No i rzecz, której nie wolno przeoczyć - genialna narracja, w której wykorzystano może nie wszystkie, ale na pewno rozliczne możliwości, jakie generalnie daje powieściowa narracja i jakie dotąd w karierze gatunku stworzono. Pewną bazą jest dominujący przez większość czasu trzecioosobowy narrator, który jednak tak konsekwentnie wychyla się zza swoich słów i to od pierwszego zdania, że czytelnik szybko się orientuje, że jest to jakiś znajomy Artura. W efekcie narrator bywa też w wielu fragmentach pierwszoosobowy, by ostatecznie okazać się jednym z bohaterów powieści. Czasami narrację prowadzono też uwzględniając punkt widzenia postaci epizodycznych, żeby pokazać Artura w jakiejś sytuacji, zauważonego np. przez dziecko, które obserwuje go na lotnisku. Do tego w narrację wklejone są słowa innych postaci, które Artur wspomina jako szczególnie ważne i które uporczywie chodzą mu po głowie (np. fraza "Mój syn od początku do ciebie nie pasował"). Poza tym narrację przejmuje też często sam Marny dzięki wlanym w nią monologom wewnętrznym, które najwięcej "opowiadają" o Arturze, o jego emocjach i wspomnieniach. Jednocześnie jednak sceny z przeszłości relacjonuje nie Marny, ale narrator trzecioosobowy, który tworzy z nich jakby osobne scenki rodzajowe, uzupełniające wizerunek bohatera. I tak naprawdę narracja, zachowując pełną spójność na poziomie opowieści, rozpada się na kilka głosów: jest narrator trzecioosobowy wszechwiedzący, jest narrator subiektywny pierwszoosobowy będący bohaterem powieści, jest Marny w mowie pozornie zależnej, który potrafi czasami na długo "przejąć" narrację, są wreszcie postaci epizodyczne, z punktu widzenia których prowadzona bywa narracja, są też fragmenty, w których narrator mówi o narratorze, są nawet eseistyczne wręcz fragmenty o artyście, człowieku, życiu.
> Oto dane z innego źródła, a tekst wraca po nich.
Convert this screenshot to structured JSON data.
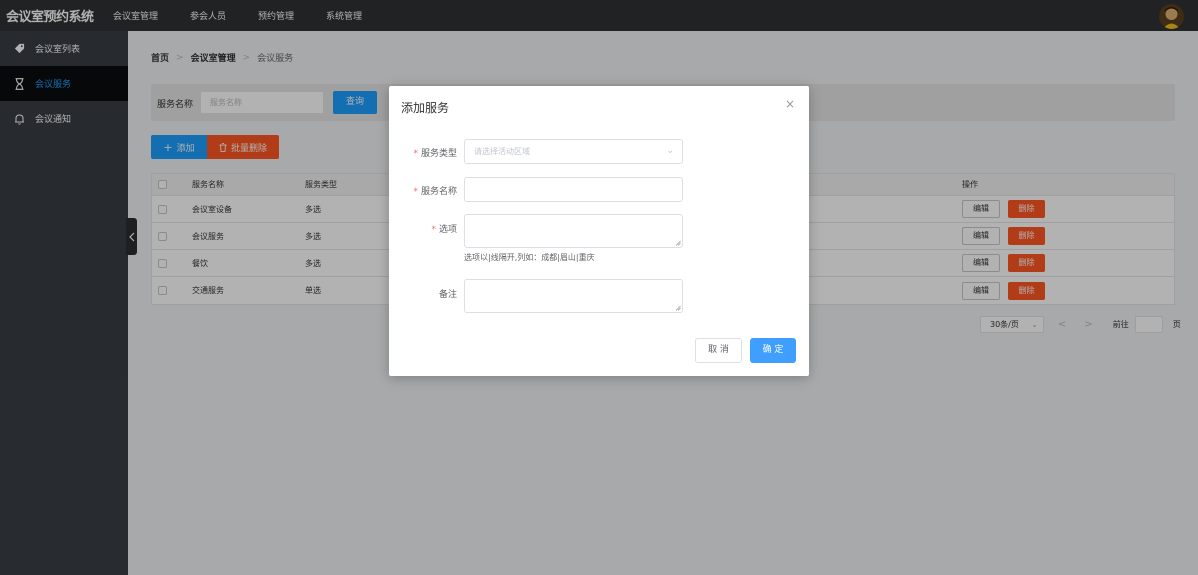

Zresztą sam ten tok narracyjny, pełen skrótów myślowych, hasłowych, ale w pełni czytelnych nawiązań do przeszłości, ironii, ale i bardzo czułego i pełnego sympatii stosunku do bohatera jest niezwykły, błyskotliwy i sprawia, że powieść jako całość zachowuje swój specyficzny klimat - klimat nieusuwalnej życzliwości wobec ludzi w ogóle. I jeszcze dialogi... piękne, dowcipne, znaczące, mądre, ale także bardzo prawdziwe, to rozmowy, w które się wierzy i które nigdy nie są ani zbyt błahe, ani zbyt ciężkie. Po prostu świetnie ten "Marny" jest napisany. Inteligentnie. Wzruszająco.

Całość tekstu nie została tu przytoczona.